Alors Lelouch, on l’a dit, multiplie les punchlines (« La mort, c’est l’impôt de la vie », « Avant, je courais, je marchais, je me promenais, maintenant je me traîne », « On est fidèle tant qu’on n’a pas trouvé mieux », « Tu es tombée amoureuse de moi et je n’ai rien fait pour te relever » et on en passe), retrouve la Mustang blanche n°184, fait la course, pied au plancher, avec une deuche, met à mal quelques pandores, repasse par la chambre 26 (deux fois 13) de l’hôtel Normandy à Deauville, revient sur les planches, réutilise des séquences d’un Homme et une femme (ah, les essuie-glaces sur le pare-brise dans la nuit !) et mixe même ces images avec celles d’un court-métrage réalisé en 1976. Dans C’était un rendez-vous, filmé en un seul plan-séquence, Lelouch, au volant d’une puissante voiture, traverse tout Paris, un 15 août au tout petit matin, à très vive allure… Les plus belles années… s’achevant, évidemment à Deauville, entre planches et plage…

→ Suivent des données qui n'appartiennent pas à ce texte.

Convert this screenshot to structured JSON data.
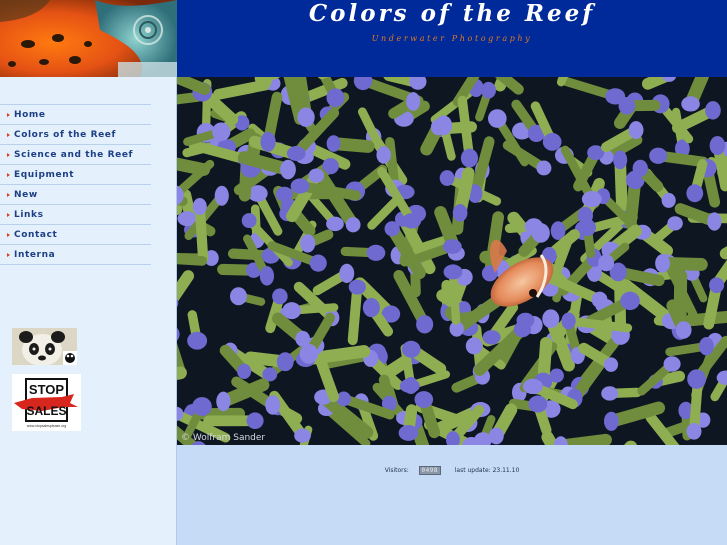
{
  "header": {
    "title": "Colors of the Reef",
    "subtitle": "Underwater Photography",
    "bar_color": "#002a99",
    "subtitle_color": "#e07a1e"
  },
  "sidebar": {
    "items": [
      {
        "label": "Home",
        "icon": "arrow-right-icon"
      },
      {
        "label": "Colors of the Reef",
        "icon": "arrow-right-icon"
      },
      {
        "label": "Science and the Reef",
        "icon": "arrow-right-icon"
      },
      {
        "label": "Equipment",
        "icon": "arrow-right-icon"
      },
      {
        "label": "New",
        "icon": "arrow-right-icon"
      },
      {
        "label": "Links",
        "icon": "arrow-right-icon"
      },
      {
        "label": "Contact",
        "icon": "arrow-right-icon"
      },
      {
        "label": "Interna",
        "icon": "arrow-right-icon"
      }
    ],
    "badges": {
      "wwf": {
        "logo_text": "WWF"
      },
      "stop_sales": {
        "line1": "STOP",
        "line2": "SALES",
        "small": "www.stopsalesplease.org"
      }
    }
  },
  "main": {
    "photo_credit": "© Wolfram Sander"
  },
  "footer": {
    "visitors_label": "Visitors:",
    "counter_value": "0498",
    "last_update_label": "last update: 23.11.10"
  }
}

En racontant cette histoire, Lelouch ose voir la vie en rose ! Ici, la mort est mise hors-jeu. Il n’y a que de l’espoir. Et 52 ans après, Anouk Aimée et Jean-Louis Trintignant sont beaux et bouleversants.
Je me souviens, avec une infinie tristesse, d’avoir vu Philippe Noiret, en 2007, quelques mois avant sa disparition, dans une courte scène de Trois amis. Il jouait un directeur de garage et je ne l’avais pas reconnu.
Ici, Trintignant est magnifique. Son sourire charmeur nous réconforte et il est parfait d’émotion et de justesse lorsqu’il dit le beau poème (voir ci-dessus) de Boris Vian Je ne voudrais pas crever.
Simone Signoret avait peut-être tort quand elle affirmait que la nostalgie n’est plus ce qu’elle était.
LES PLUS BELLES ANNES D’UNE VIE Comédie dramatique (France – 1h30) de Claude Lelouch avec Anouk Aimée, Jean-Louis Trintignant, Souad Amidou, Antoine Sire, Marianne Denicourt, Monica Bellucci, Tess Lauvergne, Vincent Vinel, Laurent Dassault. Dans les salles le 22 mai.